Commenting on the reported meeting between President Serzh Sarkisian and Prosperous Armenia Party (BHK) leader Gagik Tsarukian “Hayots Ashkhar” writes: “Even if we assume that after the latest exacerbation of tensions the conflicting parties are going to reconcile, as many were saying yesterday, the question is: what is it that they will reconcile around? Will Tsarukian stop considering a regime change to be the work of his life as he put it in a speech that was disseminated on paper on his behalf a few days ago? But it is more so interesting what President Sarkisian told Tsarukian.”
“Zhamanak” also has questions regarding the Sarkisian-Tsarukian meeting: “If they reconcile, then on what basis? What will happen to the demand for Tsarukian to quit politics? What will happen to the constitutional reform?” The paper says that while answers to these questions would be necessary for the public to draw conclusions, in reality the public already has “huge grounds” on which to make conclusions.
“Hraparak” suggests that the news about the reconciliation of the ruling Republican Party of Armenia (HHK) and the BHK proved as socking for the public as the news of their falling out: “And what will happen to the mutual accusations, to calling people by their nicknames, to the threats ‘to go till the end’, to the calls for a regime change, sit-ins, hunger strikes?... How will they look into each others’ eyes, how will they greet each other or sit down at the same table? But if we leave the emotional aspect of the matter aside, the key question, of course, concerns the constitutional reform. Have they indeed come to agreement over this matter, and if yes, then on whose terms?”

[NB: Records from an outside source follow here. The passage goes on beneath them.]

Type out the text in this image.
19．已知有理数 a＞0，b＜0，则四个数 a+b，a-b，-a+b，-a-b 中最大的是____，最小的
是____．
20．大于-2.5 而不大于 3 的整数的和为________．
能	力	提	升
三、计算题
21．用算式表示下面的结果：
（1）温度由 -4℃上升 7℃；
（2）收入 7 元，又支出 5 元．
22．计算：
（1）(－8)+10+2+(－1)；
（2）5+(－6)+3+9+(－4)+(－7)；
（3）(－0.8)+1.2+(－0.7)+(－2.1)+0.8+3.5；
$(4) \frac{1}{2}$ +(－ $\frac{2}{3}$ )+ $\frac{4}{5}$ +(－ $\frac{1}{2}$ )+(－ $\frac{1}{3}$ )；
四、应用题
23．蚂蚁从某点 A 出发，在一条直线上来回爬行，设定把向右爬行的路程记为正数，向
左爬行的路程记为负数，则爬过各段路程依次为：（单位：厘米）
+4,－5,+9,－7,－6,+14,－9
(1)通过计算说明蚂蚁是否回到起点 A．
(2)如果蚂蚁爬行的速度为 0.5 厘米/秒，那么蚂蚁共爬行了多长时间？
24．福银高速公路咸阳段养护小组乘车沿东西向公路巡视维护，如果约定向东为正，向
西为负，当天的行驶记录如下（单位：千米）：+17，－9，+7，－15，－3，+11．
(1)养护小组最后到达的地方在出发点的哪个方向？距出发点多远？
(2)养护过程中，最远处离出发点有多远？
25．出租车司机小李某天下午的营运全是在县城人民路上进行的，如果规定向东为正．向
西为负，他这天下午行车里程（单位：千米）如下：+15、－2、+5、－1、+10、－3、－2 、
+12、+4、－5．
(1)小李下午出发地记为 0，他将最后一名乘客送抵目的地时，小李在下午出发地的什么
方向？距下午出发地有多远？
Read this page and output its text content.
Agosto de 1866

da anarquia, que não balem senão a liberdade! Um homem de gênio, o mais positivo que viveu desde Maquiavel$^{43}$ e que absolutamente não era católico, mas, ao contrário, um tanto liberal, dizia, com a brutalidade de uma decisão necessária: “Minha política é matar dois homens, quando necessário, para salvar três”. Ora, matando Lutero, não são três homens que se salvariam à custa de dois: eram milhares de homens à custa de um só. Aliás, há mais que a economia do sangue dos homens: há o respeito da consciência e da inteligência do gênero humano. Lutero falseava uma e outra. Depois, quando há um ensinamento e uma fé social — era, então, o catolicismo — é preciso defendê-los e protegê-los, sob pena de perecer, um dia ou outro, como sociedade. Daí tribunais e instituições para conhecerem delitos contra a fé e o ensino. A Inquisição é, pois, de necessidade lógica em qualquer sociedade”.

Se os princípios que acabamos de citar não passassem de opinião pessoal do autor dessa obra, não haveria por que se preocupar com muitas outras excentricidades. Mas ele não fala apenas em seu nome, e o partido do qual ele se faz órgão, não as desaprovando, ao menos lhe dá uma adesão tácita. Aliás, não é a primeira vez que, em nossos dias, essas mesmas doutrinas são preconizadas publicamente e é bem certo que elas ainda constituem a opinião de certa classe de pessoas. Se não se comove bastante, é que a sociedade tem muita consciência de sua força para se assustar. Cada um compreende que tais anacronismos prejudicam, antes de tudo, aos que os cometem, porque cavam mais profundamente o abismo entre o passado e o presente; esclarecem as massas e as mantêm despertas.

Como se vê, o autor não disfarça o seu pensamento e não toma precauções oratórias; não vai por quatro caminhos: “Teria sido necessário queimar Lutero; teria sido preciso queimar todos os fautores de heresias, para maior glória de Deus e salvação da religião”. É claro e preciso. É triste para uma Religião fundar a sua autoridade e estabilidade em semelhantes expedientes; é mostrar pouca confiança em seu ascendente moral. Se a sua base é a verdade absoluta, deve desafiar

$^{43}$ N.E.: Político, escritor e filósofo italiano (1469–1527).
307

“Haykakan Zhamanak” assumes that the “separate” meeting of Sarkisian and Tsarukian may have caused great discontent among some members of the HHK:“Many HHK members believe that if this reconciliation takes place they will look stupid because for a whole week they have been calling Tsarukian names. Some HHK members are comforted by the thought that if this reconciliation indeed takes place, then Tsarukian, indeed, should quit politics for good.”